Posted on April 16, 2014
Thousands of people flock to Zambia in the middle of April for this festival...to hear the royal Maoma drumming, to watch the boatmen, and to enjoy the singing.
Several different sources say that this is the biggest and best-known traditional ceremony in the country. And it all has to do with water...
You see, every year the Zambezi River floods the farmlands, making the plains into a giant but shallow lake. Naturally, the people have to move to higher ground – and this even includes the Lozi king.
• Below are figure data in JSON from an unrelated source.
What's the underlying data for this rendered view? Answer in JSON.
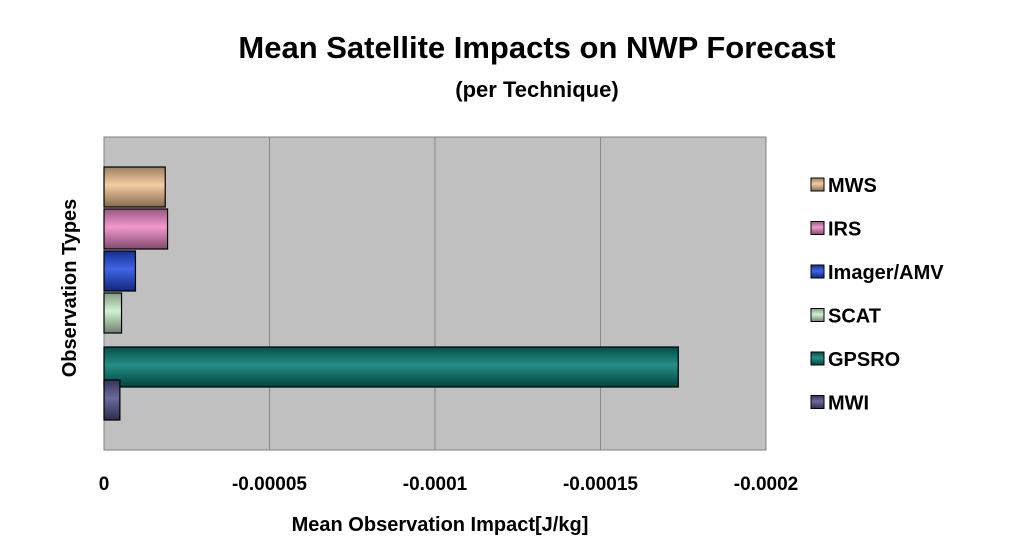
{
  "chart_data": {
    "type": "bar",
    "orientation": "horizontal",
    "title": "Mean Satellite Impacts on NWP Forecast",
    "subtitle": "(per Technique)",
    "xlabel": "Mean Observation Impact[J/kg]",
    "ylabel": "Observation Types",
    "xlim": [
      0,
      -0.0002
    ],
    "xticks": [
      0,
      -5e-05,
      -0.0001,
      -0.00015,
      -0.0002
    ],
    "xtick_labels": [
      "0",
      "-0.00005",
      "-0.0001",
      "-0.00015",
      "-0.0002"
    ],
    "grid": true,
    "legend_position": "right",
    "series": [
      {
        "name": "MWS",
        "value": -1.85e-05,
        "color": "#f2c391"
      },
      {
        "name": "IRS",
        "value": -1.92e-05,
        "color": "#ee86c7"
      },
      {
        "name": "Imager/AMV",
        "value": -9.5e-06,
        "color": "#1f49e0"
      },
      {
        "name": "SCAT",
        "value": -5.3e-06,
        "color": "#c9efc9"
      },
      {
        "name": "GPSRO",
        "value": -0.0001735,
        "color": "#007a70"
      },
      {
        "name": "MWI",
        "value": -4.8e-06,
        "color": "#52508a"
      }
    ]
  }
}
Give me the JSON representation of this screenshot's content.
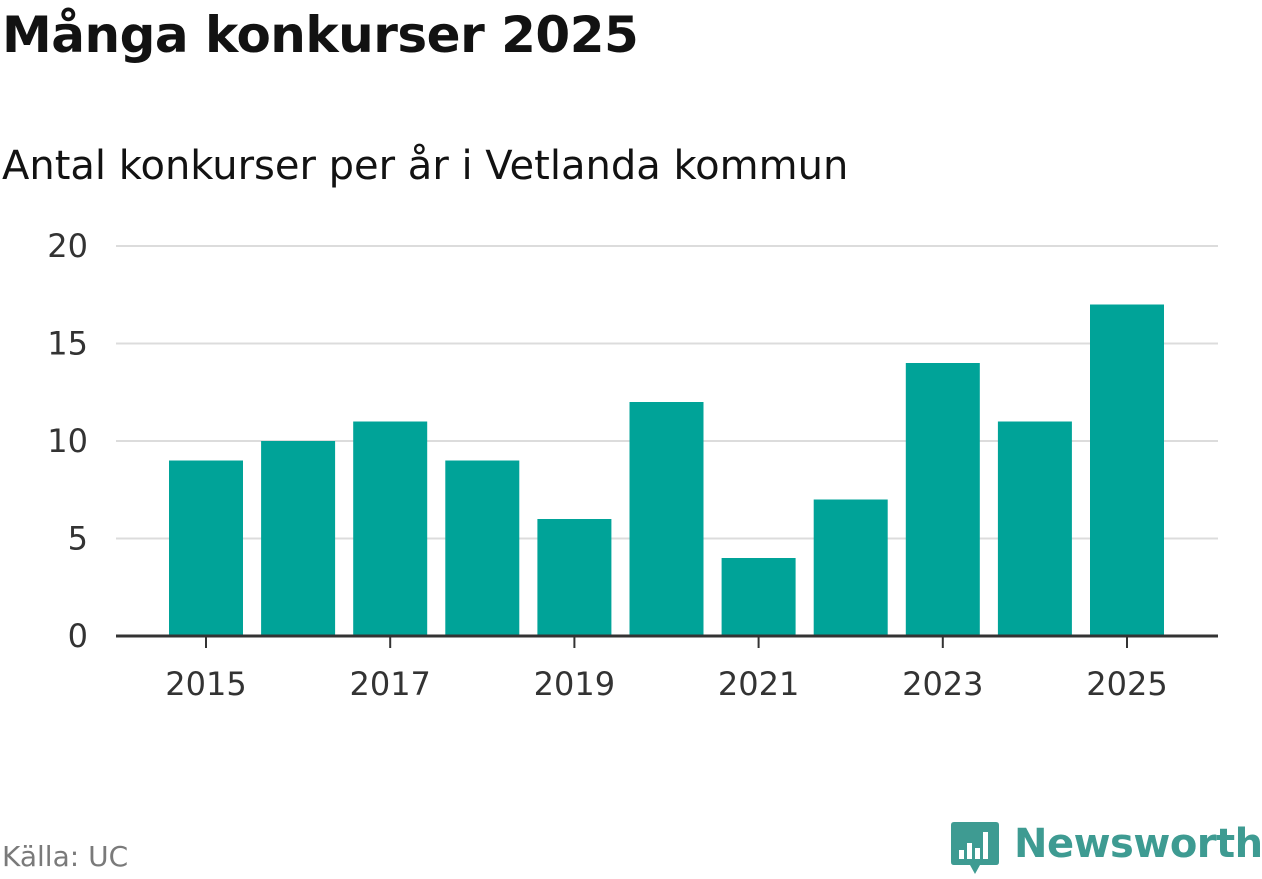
{
  "header": {
    "title": "Många konkurser 2025",
    "subtitle": "Antal konkurser per år i Vetlanda kommun"
  },
  "footer": {
    "source": "Källa: UC",
    "brand": "Newsworthy",
    "brand_icon": "bar-chart-speech-bubble-icon"
  },
  "colors": {
    "bar": "#00a398",
    "grid": "#dcdcdc",
    "axis": "#333333",
    "brand": "#3e9b92"
  },
  "chart_data": {
    "type": "bar",
    "title": "Många konkurser 2025",
    "subtitle": "Antal konkurser per år i Vetlanda kommun",
    "categories": [
      "2015",
      "2016",
      "2017",
      "2018",
      "2019",
      "2020",
      "2021",
      "2022",
      "2023",
      "2024",
      "2025"
    ],
    "values": [
      9,
      10,
      11,
      9,
      6,
      12,
      4,
      7,
      14,
      11,
      17
    ],
    "x_tick_labels": [
      "2015",
      "2017",
      "2019",
      "2021",
      "2023",
      "2025"
    ],
    "y_ticks": [
      0,
      5,
      10,
      15,
      20
    ],
    "ylim": [
      0,
      20
    ],
    "xlabel": "",
    "ylabel": "",
    "grid": true,
    "legend": "none"
  }
}
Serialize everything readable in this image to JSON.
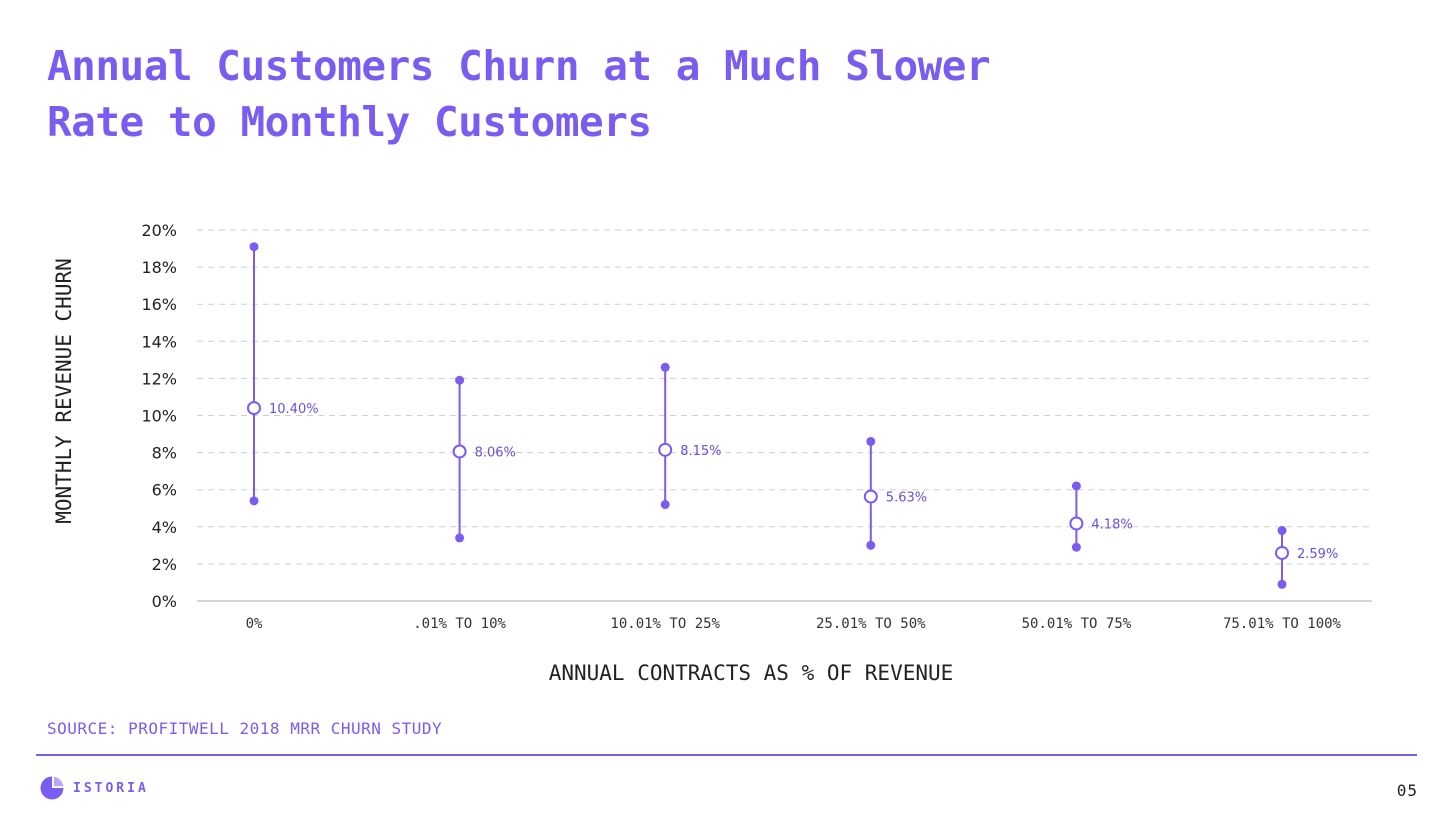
{
  "title": {
    "line1": "Annual Customers Churn at a Much Slower",
    "line2": "Rate to Monthly Customers"
  },
  "source": "SOURCE: PROFITWELL 2018 MRR CHURN STUDY",
  "brand": {
    "name": "ISTORIA",
    "logo_icon": "pie-chart-icon",
    "color": "#7b5cf0"
  },
  "page_number": "05",
  "chart_data": {
    "type": "scatter",
    "title": "",
    "xlabel": "ANNUAL CONTRACTS AS % OF REVENUE",
    "ylabel": "MONTHLY REVENUE CHURN",
    "categories": [
      "0%",
      ".01% TO 10%",
      "10.01% TO 25%",
      "25.01% TO 50%",
      "50.01% TO 75%",
      "75.01% TO 100%"
    ],
    "series": [
      {
        "values": [
          10.4,
          8.06,
          8.15,
          5.63,
          4.18,
          2.59
        ],
        "labels": [
          "10.40%",
          "8.06%",
          "8.15%",
          "5.63%",
          "4.18%",
          "2.59%"
        ],
        "high": [
          19.1,
          11.9,
          12.6,
          8.6,
          6.2,
          3.8
        ],
        "low": [
          5.4,
          3.4,
          5.2,
          3.0,
          2.9,
          0.9
        ]
      }
    ],
    "ylim": [
      0,
      20
    ],
    "y_ticks": [
      "0%",
      "2%",
      "4%",
      "6%",
      "8%",
      "10%",
      "12%",
      "14%",
      "16%",
      "18%",
      "20%"
    ],
    "grid": true,
    "legend": "none",
    "colors": {
      "accent": "#7b5cf0",
      "grid": "#cfcfcf",
      "axis": "#bdbdbd"
    }
  }
}
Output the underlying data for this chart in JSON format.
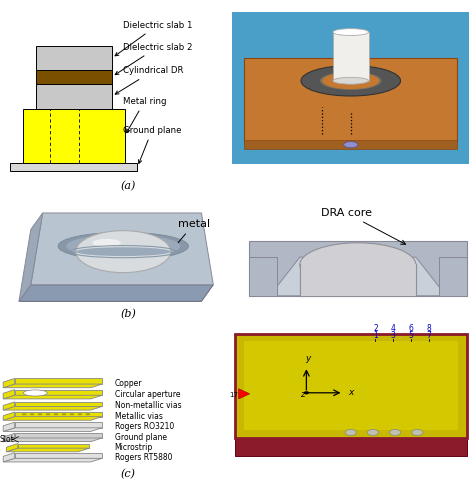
{
  "bg_color": "#ffffff",
  "panel_a_colors": {
    "slab1": "#c8c8c8",
    "slab2": "#7a5000",
    "cyl_dr": "#c8c8c8",
    "metal_ring": "#ffff00",
    "ground_plane": "#d8d8d8"
  },
  "panel_a_labels": [
    "Dielectric slab 1",
    "Dielectric slab 2",
    "Cylindrical DR",
    "Metal ring",
    "Ground plane"
  ],
  "panel_b_left_label": "metal",
  "panel_b_right_label": "DRA core",
  "panel_c_labels": [
    "Copper",
    "Circular aperture",
    "Non-metallic vias",
    "Metallic vias",
    "Rogers RO3210",
    "Ground plane",
    "Microstrip",
    "Rogers RT5880"
  ],
  "slot_label": "Slot",
  "label_a": "(a)",
  "label_b": "(b)",
  "label_c": "(c)"
}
The king, his family, and his entourage travel on a huge black-and-white-striped barge to the rainy-season palace.
The festival name, Kuomboka, is very literal, since it means “to move out of the water.”
I found it interesting that the Lozi have a legend that is similar to the Jewish people's Noah's Ark story. The story is set a long time ago, during the first chief's reign; there came a huge flood that killed all the animals and swept away every farm. Some people were in their canoes but were frightened of paddling such small craft in such a big flood, so the high god Nyambe ordered a man named Nakambela to build a great canoe so that all the people could escape the flood.
By the way, I found it interesting that the Lozi king starts the ceremony dressed in traditional dress, but during the journey he changes into the full uniform of a British admiral. The first of these British uniforms was presented to the Lozi king by King Edward VII in 1902 in recognition of the treaties between the Lozi and Queen Victoria.